Monday, Feb. 24, 1941

Significant WNYC

The striped paw of Tammany, which ordinarily shuns inquiries as the devil shuns holy water, has guided a committee of Manhattan's City Council in an investigation of the local Civil Service. Designed to make Fiorello LaGuardia look bad in case he runs for mayor again, the investigation has prowled leisurely along, centring its initial snooping on the affairs of the city-owned station WNYC. Last week the probers unearthed one Alexander Leftwich Jr., who claimed he had been fired as assistant in WNYC's dramatic department for refusing to produce a show that was "red as hell." Replied Director Morris Novik of WNYC: "He lacked a sense of social significance."
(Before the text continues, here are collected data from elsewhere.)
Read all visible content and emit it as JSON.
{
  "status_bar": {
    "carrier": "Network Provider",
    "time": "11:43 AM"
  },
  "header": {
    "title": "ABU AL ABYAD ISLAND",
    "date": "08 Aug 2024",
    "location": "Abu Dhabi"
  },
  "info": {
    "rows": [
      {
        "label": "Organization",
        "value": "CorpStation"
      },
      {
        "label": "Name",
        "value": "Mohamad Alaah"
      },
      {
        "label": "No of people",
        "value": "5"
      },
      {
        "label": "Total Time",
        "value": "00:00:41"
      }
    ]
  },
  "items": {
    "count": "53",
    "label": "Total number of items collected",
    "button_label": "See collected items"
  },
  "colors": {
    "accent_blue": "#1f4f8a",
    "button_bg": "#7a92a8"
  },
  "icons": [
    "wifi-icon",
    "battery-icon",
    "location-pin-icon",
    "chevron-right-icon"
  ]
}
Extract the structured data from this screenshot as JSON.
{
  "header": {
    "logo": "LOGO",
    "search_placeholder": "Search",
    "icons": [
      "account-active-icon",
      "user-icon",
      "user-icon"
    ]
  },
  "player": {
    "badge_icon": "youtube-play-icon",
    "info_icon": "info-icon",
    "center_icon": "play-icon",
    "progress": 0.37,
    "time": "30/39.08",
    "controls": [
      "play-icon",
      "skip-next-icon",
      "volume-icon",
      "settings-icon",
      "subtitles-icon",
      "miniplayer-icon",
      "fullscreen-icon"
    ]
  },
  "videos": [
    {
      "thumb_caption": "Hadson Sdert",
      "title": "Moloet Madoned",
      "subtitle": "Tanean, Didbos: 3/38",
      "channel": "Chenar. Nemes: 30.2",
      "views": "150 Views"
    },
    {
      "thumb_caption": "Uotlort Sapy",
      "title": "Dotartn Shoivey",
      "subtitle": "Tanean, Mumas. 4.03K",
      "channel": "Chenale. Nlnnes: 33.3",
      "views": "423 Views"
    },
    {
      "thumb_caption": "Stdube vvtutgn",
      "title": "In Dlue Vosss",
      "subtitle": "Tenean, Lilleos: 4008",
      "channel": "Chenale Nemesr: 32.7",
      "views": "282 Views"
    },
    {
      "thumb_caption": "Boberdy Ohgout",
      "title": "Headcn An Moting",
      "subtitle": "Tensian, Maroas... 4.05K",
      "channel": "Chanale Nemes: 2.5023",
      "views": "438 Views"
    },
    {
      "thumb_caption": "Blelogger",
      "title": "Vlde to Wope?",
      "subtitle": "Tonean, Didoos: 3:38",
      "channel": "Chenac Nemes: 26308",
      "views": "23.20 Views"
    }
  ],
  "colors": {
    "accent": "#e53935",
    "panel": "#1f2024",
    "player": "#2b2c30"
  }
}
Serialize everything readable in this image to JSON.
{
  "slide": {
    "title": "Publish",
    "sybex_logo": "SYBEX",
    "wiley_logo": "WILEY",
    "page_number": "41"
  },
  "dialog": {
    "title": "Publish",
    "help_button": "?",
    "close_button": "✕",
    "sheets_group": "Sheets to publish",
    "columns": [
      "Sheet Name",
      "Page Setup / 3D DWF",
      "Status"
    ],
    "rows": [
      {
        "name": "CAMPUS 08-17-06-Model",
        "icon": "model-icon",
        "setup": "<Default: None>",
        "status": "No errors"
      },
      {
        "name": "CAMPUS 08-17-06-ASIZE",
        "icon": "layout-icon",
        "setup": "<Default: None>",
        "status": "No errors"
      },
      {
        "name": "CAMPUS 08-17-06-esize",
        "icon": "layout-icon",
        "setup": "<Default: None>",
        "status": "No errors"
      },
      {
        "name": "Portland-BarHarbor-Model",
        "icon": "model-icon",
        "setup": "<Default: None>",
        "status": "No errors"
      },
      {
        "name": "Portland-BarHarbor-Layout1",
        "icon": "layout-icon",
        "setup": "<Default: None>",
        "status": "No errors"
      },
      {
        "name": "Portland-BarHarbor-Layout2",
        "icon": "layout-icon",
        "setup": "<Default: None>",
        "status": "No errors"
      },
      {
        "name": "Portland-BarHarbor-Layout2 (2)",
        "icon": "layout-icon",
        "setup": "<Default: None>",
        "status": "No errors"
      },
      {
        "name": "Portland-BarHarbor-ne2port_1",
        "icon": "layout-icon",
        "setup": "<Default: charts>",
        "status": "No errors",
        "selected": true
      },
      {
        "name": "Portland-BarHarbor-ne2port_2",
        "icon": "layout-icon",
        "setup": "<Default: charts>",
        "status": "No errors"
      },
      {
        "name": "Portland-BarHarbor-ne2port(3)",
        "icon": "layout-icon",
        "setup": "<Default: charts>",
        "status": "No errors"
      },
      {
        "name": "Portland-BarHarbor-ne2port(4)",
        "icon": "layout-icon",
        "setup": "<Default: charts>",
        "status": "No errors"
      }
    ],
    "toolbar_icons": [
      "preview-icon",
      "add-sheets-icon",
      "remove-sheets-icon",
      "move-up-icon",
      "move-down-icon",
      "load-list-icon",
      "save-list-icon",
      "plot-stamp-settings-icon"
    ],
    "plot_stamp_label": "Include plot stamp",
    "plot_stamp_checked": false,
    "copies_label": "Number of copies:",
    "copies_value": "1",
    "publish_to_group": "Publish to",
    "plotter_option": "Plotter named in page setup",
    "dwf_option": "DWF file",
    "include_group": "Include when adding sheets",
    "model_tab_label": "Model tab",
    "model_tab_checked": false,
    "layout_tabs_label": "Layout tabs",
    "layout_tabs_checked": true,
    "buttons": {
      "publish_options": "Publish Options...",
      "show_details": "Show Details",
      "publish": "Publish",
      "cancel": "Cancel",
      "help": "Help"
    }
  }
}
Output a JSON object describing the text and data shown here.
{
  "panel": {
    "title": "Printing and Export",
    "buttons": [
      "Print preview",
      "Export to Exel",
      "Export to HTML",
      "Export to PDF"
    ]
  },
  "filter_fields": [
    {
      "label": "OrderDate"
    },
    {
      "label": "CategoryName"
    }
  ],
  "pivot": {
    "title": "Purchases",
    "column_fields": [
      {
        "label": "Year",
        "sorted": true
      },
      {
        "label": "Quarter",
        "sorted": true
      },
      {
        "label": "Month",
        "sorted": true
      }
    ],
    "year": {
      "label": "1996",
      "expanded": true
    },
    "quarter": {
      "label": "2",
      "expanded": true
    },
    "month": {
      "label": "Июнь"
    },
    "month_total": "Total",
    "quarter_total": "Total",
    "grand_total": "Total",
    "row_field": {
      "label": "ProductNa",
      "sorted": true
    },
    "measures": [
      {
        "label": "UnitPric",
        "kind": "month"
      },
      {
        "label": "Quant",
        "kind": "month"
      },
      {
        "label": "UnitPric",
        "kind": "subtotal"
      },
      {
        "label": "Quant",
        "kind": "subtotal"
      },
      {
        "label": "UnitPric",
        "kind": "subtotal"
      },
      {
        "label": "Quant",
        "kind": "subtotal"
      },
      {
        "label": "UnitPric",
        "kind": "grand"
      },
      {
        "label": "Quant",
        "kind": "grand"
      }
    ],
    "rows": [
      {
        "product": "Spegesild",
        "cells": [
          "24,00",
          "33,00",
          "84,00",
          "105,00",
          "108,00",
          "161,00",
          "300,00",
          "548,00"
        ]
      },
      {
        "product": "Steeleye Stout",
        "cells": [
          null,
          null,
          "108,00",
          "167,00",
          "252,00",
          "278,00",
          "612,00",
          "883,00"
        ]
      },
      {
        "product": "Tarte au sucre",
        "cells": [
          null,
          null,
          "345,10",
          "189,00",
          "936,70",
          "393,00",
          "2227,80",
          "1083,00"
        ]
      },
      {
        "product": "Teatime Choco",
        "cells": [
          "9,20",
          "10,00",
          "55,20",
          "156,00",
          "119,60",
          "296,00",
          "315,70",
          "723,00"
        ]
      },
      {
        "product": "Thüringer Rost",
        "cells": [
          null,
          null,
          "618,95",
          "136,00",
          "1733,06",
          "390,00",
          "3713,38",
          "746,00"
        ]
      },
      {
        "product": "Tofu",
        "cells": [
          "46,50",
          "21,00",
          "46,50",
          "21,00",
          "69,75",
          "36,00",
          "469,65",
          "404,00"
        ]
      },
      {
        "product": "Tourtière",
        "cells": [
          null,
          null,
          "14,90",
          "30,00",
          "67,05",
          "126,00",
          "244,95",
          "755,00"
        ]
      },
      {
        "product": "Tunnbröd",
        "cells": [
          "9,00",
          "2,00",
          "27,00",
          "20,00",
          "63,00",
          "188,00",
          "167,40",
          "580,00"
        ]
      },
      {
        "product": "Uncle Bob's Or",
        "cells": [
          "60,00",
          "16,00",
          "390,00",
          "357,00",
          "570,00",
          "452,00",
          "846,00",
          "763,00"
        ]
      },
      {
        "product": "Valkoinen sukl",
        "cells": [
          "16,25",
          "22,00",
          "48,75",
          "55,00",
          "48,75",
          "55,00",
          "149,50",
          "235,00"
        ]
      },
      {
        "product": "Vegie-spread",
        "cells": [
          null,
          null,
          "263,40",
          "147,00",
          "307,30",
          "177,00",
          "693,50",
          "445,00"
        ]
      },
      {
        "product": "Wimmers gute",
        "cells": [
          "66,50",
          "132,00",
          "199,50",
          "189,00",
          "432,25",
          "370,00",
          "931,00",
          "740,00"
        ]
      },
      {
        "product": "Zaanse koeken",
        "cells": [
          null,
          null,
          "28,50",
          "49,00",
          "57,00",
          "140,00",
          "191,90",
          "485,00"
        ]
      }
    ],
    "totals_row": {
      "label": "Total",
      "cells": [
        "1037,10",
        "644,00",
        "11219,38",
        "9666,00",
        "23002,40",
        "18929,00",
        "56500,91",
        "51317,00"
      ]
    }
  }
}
Chock-full of a sense of social significance is energetic little Morris Novik, 38, who in his three years as headman at WNYC has made it the best-run of the 30-odd non-commercial stations in the land. A onetime rabbinical student, Novik used to be an ardent "Yipsel" (Young Socialist Leaguer), trained for his present job by serving as social director of an International Ladies Garment Workers camp in Pennsylvania.

During his three years with WNYC, ex-Yipsel Novik has been consistently successful with educational and musical shows. He has also been rather consistently at odds with some of the less socially-minded of New York City's 7,000,000 inhabitants and taxpayers. On WNYC's

Where To Buy, Frances Foley Gannon of Manhattan's Bureau of Markets tips off housewives on how much they should be paying for foodstuffs, once drove down an artificially sustained egg market 4-c- a dozen in a single day.

Last week while the City Council's investigation weaseled along, Novik was busy with WNYC's second annual ten-day musical festival, which includes music by everyone from Metropolitan soloists to Tommy Dorsey and his band, all serving gratis. He and Mayor LaGuardia thought that one up last year to make everybody feel better in bad times.